Love One Another

By Rev. Ethan Brown

From Desert Wisdom by Yushi Nomura

Pastor and Minister of Care & Discipleship

We began our Lenten journey on Ash Wednesday with the call to “remember that you are dust, and to dust you shall return.” This reminder of our need for God in the face of our own mortality and frailty has never been more real to me than this week as I participated in the funeral of a young child—youthful vitality and joyful energy gone in a moment. With Good Friday looming before us, it is easy to believe that all of Lent is just one reminder of death after another until we finally get to escape the season with Easter. Yet we all know that the rude cruelty of death intrudes across the entire calendar year. We do not get to bask in the resurrection simply because we drape the altar in white. We live in the tension of these two seasons—the already present reality of Christ’s resurrection and freedom infusing our lives and the not-yet-abandoned dust of our mortality lingering on us all.
 There is an honesty to the season of Lent that reminds us that the most important aspect of life is not that it will end, but how we live it.
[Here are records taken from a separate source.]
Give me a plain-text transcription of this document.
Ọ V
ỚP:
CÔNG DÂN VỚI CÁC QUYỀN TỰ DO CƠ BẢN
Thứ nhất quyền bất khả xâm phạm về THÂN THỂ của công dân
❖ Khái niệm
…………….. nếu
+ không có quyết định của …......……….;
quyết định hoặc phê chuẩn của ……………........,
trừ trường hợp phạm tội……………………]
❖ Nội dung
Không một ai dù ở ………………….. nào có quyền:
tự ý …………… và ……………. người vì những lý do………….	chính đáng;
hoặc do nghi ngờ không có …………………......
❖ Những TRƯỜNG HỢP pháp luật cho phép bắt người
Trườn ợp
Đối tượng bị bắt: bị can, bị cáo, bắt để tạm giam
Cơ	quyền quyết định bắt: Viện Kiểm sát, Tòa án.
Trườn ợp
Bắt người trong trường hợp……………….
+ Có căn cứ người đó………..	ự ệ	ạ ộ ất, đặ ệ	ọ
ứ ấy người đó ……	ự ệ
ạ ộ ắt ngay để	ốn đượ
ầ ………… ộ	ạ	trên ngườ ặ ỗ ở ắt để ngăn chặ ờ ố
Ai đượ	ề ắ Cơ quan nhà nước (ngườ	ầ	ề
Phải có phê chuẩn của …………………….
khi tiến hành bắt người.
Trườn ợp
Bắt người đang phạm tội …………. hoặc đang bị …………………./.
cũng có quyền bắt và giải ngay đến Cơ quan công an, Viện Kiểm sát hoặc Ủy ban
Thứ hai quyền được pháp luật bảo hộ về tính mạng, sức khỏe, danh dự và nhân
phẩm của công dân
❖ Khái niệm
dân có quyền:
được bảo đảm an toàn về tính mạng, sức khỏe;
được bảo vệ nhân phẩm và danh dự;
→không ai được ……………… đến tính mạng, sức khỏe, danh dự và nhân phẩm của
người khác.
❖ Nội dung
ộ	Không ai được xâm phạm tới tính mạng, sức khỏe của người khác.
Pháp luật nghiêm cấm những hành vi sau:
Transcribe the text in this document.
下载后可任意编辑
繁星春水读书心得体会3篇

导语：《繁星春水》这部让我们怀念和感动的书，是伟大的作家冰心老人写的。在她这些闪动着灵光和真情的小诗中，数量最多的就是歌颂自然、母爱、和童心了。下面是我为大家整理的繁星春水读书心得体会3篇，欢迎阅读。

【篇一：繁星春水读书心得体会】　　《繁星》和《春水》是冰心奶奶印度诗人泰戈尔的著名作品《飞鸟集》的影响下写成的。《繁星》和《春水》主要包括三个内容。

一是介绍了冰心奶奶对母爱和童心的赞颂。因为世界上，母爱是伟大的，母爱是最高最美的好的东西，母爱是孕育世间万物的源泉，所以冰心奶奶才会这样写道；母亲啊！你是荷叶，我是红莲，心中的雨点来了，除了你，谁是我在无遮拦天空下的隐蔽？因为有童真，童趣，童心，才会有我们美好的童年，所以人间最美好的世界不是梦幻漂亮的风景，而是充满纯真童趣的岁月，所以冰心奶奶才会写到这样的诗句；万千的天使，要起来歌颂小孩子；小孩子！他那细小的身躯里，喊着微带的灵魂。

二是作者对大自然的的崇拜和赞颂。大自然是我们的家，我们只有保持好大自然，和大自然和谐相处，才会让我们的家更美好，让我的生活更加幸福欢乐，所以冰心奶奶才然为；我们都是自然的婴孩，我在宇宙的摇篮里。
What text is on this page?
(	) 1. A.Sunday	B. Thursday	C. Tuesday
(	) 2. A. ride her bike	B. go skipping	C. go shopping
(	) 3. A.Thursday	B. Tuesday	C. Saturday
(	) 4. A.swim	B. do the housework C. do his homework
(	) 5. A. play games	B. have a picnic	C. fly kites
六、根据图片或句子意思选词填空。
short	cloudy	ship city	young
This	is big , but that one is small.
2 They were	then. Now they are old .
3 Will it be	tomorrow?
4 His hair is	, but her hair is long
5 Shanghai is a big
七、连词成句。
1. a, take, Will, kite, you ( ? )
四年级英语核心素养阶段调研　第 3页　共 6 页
Perhaps Christ on the cross is not simply about his death, but about his faithfulness every step of the way leading up to it. Tonight we celebrate Maundy Thursday. Maundy comes from the Latin “mandatum” which means “command” or “commandment” and refers to the words of Jesus to his disciples in John 13:34-35, “I give you a new commandment, that you love one another. Just as I have loved you, you also should love one another. By this, everyone will know that you are my disciples, if you have love for one another.” Loving one another is hard, yet it is the mark of faithfulness in the disciples of Jesus.
 In this in-between time, it is the love of God that transforms us and invites us into the life of God. As we begin and begin again to love one another, we join God in planting the seeds of life in this dusty ground until death is swallowed up once and for all.